FORMER home minister Ahmad Zahid Hamidi has denied any involvement in a private company implicated in a Nepali workers’ recruitment scam.
Zahid, who is also former deputy prime minister, said he was ready to be investigated by the authorities.
“I’m ready to be investigated, I’m not afraid. I’m ready to provide any proof if I were involved or if I had abused my power or if my family members were involved.
“They can investigate and I’m ready to come forward. I don’t care if it’s an old or new case, I was never involved and ready to be investigated. It’s not my company,” the Bagan Datuk MP told reporters when met at the Parliament lobby today.
On Friday, The Nepali Times reported that a company linked to Zahid through a relative was among several private Malaysian companies named in a scam charging Nepalese high fees for visa processing and biometrics testing to secure work in Malaysia.
In all, the firm allegedly took in more than Rs5 billion (RM185 million) from the Nepalese over the last five years.
The Nepali news site in its report, “Kleptocrats of Kathmandu and Kuala Lumpur”, named Bestinet Sdn Bhd together with a few other companies backed by powerful Malaysian politicians as profiteers of Putrajaya’s revised foreign worker application process.
Besides Bestinet, which is allegedly run by Zahid’s brother-in-law Amin Abdul Nor, the report also named Kathmandu-based affiliate, Malaysia VLN Nepal and One Stop Centre (OSC), as among the companies involved in the migrant worker registration scam.

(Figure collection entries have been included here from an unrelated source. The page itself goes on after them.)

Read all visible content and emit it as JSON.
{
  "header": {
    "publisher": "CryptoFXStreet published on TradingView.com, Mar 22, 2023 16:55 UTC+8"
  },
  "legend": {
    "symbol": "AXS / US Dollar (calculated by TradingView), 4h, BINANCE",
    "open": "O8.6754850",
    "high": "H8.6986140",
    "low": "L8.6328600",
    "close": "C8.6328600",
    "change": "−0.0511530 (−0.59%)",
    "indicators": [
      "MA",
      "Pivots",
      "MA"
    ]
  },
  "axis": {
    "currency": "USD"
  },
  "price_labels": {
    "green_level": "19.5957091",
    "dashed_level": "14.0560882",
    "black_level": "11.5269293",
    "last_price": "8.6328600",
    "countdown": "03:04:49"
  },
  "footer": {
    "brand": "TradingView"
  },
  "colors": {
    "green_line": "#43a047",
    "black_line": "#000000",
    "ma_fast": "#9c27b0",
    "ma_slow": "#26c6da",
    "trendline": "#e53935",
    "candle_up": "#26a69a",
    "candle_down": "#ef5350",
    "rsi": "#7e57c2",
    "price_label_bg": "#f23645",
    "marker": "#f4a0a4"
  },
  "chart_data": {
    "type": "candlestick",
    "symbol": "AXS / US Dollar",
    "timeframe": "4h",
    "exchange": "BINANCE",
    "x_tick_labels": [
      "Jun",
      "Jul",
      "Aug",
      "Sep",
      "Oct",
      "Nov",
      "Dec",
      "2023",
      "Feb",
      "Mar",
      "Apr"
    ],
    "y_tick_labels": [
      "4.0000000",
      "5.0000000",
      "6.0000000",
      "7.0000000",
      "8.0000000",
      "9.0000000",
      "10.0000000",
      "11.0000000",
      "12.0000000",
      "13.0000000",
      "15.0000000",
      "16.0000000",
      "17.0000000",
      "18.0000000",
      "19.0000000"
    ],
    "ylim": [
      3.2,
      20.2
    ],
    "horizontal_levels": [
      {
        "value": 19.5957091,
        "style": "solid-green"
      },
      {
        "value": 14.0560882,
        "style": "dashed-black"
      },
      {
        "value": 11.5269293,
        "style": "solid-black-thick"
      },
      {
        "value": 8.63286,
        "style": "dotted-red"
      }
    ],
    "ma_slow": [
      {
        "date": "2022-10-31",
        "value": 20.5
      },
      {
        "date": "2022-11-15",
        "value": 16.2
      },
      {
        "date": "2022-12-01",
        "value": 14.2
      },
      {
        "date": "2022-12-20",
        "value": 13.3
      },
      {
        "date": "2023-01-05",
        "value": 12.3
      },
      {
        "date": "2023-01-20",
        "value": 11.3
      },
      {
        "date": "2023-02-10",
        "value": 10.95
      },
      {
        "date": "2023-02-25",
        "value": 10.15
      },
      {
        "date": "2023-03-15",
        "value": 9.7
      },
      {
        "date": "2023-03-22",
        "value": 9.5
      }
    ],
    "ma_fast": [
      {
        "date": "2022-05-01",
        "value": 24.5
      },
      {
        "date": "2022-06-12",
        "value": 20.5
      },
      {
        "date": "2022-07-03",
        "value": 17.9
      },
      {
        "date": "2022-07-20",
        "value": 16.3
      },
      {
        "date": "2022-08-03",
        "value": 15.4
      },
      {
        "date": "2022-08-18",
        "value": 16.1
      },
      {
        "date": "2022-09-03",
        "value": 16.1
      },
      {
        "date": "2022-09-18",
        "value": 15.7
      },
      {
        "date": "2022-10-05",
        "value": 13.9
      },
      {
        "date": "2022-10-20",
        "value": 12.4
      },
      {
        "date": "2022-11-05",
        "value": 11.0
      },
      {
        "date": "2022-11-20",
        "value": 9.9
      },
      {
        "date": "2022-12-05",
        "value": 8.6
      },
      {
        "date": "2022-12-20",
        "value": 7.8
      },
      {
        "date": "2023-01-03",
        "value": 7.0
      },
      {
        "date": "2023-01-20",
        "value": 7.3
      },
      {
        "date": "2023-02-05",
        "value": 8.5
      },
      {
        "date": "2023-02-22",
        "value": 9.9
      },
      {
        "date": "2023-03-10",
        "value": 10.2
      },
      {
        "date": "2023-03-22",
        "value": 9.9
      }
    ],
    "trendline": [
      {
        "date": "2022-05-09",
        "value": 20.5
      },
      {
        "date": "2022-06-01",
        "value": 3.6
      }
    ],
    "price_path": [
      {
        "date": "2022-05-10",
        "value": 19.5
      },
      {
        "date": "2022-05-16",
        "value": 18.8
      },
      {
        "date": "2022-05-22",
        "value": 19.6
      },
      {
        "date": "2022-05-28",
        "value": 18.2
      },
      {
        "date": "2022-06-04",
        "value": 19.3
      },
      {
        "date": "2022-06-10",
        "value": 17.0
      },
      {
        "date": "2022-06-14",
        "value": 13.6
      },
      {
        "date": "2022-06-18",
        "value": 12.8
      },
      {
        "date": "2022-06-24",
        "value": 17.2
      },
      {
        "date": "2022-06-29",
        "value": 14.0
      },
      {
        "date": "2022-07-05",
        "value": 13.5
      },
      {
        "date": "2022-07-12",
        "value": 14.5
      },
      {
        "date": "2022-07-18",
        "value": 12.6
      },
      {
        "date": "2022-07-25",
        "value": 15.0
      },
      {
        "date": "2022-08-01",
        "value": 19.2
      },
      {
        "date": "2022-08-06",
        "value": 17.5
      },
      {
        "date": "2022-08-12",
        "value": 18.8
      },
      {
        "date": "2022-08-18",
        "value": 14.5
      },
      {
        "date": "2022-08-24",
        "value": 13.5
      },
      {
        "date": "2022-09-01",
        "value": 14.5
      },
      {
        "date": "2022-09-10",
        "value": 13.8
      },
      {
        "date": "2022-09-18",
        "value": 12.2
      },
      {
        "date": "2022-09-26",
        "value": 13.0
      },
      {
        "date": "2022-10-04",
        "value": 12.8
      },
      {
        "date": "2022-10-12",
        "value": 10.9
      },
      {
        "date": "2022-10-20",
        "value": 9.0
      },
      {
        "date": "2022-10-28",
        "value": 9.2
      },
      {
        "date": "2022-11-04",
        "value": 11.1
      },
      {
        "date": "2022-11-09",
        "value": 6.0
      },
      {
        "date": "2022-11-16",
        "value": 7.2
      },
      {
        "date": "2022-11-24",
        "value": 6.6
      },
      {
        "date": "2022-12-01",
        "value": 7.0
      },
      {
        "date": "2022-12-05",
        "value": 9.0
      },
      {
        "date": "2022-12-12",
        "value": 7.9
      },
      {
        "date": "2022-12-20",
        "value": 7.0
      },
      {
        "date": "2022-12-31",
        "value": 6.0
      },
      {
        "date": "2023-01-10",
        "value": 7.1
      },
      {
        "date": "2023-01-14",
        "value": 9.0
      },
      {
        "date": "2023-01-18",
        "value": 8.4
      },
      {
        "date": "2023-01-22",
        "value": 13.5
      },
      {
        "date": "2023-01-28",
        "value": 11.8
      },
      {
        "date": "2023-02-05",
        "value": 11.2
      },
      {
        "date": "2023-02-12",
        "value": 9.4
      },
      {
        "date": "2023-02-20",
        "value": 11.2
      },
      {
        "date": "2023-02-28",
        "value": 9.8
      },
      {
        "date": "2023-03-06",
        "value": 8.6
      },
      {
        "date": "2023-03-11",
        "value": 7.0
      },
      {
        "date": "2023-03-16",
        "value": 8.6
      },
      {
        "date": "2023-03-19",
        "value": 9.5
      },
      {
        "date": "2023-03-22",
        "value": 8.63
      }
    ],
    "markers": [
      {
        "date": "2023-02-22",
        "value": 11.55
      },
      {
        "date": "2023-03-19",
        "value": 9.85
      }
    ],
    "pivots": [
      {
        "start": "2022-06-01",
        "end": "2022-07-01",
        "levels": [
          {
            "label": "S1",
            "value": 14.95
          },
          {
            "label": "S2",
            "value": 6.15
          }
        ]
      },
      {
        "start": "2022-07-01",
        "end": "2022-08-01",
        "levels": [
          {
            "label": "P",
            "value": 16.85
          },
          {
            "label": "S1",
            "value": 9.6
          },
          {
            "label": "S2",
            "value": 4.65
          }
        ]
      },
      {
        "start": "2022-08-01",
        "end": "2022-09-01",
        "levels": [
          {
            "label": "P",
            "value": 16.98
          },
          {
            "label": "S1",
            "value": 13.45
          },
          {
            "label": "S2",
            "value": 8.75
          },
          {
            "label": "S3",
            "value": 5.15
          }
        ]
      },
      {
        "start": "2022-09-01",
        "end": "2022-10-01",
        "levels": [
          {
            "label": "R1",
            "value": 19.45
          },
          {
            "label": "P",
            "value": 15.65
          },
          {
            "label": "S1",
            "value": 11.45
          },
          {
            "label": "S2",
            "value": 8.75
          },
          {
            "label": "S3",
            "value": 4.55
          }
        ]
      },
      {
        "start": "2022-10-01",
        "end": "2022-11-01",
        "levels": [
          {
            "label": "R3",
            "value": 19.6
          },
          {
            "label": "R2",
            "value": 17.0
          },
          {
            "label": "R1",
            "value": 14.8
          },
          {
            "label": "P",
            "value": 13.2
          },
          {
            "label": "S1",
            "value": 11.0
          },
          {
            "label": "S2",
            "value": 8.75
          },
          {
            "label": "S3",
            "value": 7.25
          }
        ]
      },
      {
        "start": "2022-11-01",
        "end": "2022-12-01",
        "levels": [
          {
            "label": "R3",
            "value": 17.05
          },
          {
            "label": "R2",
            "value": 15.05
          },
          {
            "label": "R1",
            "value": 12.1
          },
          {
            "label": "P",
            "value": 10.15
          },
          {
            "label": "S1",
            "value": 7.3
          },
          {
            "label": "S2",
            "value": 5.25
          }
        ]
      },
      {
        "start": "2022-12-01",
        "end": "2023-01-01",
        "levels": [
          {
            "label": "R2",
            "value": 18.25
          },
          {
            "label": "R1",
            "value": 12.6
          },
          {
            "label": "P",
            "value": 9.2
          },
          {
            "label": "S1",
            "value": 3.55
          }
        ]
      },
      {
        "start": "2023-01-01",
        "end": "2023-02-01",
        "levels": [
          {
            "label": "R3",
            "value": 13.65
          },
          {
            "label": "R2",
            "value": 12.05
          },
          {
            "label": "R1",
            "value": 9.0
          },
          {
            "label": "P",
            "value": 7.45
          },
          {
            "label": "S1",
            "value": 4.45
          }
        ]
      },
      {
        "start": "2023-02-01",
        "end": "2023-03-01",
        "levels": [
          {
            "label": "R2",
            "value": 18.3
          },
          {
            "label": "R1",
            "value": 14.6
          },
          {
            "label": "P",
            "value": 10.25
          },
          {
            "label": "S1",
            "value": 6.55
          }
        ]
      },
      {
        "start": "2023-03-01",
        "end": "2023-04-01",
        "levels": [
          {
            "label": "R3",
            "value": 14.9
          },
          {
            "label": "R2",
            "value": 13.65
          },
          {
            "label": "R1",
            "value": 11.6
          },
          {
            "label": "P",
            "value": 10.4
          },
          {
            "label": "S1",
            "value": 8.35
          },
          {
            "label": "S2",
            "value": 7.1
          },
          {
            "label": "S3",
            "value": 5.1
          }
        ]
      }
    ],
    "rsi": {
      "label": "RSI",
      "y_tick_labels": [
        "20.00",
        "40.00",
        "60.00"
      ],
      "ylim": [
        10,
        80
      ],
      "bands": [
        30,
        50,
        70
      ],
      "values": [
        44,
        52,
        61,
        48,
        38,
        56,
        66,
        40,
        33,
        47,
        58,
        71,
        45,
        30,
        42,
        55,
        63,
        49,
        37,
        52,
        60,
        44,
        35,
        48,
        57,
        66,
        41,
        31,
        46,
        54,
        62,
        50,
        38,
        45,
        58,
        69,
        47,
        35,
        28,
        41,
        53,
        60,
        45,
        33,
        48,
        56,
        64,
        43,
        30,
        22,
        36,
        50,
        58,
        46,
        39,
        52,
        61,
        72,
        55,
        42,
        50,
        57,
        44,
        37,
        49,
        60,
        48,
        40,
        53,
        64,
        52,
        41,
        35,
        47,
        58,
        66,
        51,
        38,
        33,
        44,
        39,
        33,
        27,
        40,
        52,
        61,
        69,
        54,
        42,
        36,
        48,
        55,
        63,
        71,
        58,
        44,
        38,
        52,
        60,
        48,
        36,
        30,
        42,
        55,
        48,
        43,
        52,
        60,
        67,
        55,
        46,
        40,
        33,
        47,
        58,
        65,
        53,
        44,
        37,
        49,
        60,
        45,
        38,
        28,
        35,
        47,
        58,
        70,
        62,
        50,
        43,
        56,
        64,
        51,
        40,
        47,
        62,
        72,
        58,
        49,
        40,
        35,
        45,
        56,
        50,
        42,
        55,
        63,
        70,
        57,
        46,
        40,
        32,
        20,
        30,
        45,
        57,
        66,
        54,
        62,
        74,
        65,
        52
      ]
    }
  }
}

Zahid however rebutted the claim, saying he had no relations with Amin.
“Amin is a Bangladeshi. How did he end up being my brother-in-law. All my younger sisters are married,” he said, adding that he has no shares in the company.
“The company had a business before I entered the Home Ministry,” Zahid said.
The report also said that Zahid’s brother, Abdul Hakim Hamidi, and former home minister Azmi Khalid owned shares in the company.
It said the previous practice of applying visas independently cost a fraction of what workers had to pay to go through private companies for visa processing and biometric screening.